Vor über fünf Wochen sind russische Truppen in der Ukraine einmarschiert. Trotzdem geht für die meisten hier in Moskau der Alltag fast normal weiter. Bisher müssen wir nicht für Mehl, Zucker oder Reis anstehen. Durch den Verfall des Rubels gingen jedoch Ersparnisse verloren; das Leben ist teuer geworden.
Dass alles fast unverändert weitergeht, ist besorgniserregend. Es zeigt, wie wenig das soziale Gewissen ausgeprägt ist. Wenn irgendwo ein Krieg ausbricht, wissen in Italien oder Deutschland alle gleich Bescheid und bilden sich eine Meinung. Hier herrscht schockierende Gleichgültigkeit.

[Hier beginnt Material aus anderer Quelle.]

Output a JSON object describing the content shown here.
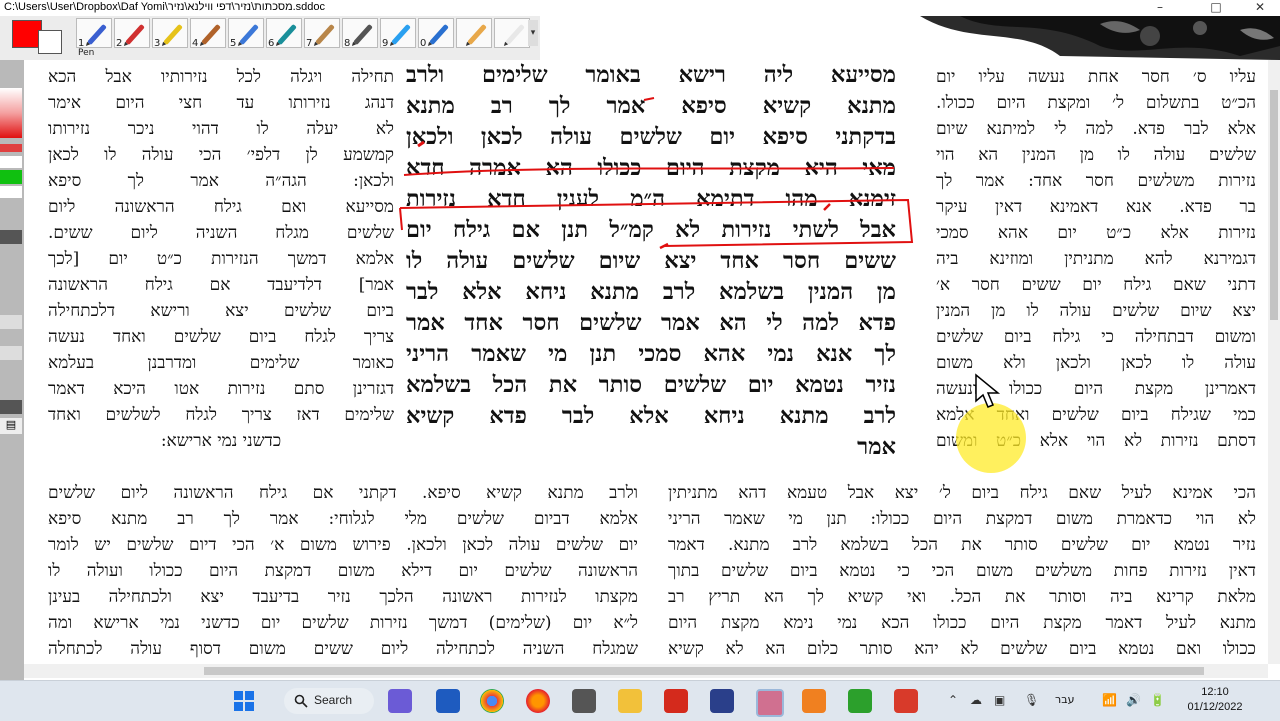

Was geschieht, ist ein Verbrechen gegen die Menschheit, ein Wahnsinn! Die vielen Opfer auf beiden Seiten. Die Zerstörung ganzer Städte. Es wird Jahrzehnte dauern, bis wieder aufgebaut ist, was in kurzer Zeit zerstört wurde, mit katastrophalen Folgen für die Wirtschaft beider Länder.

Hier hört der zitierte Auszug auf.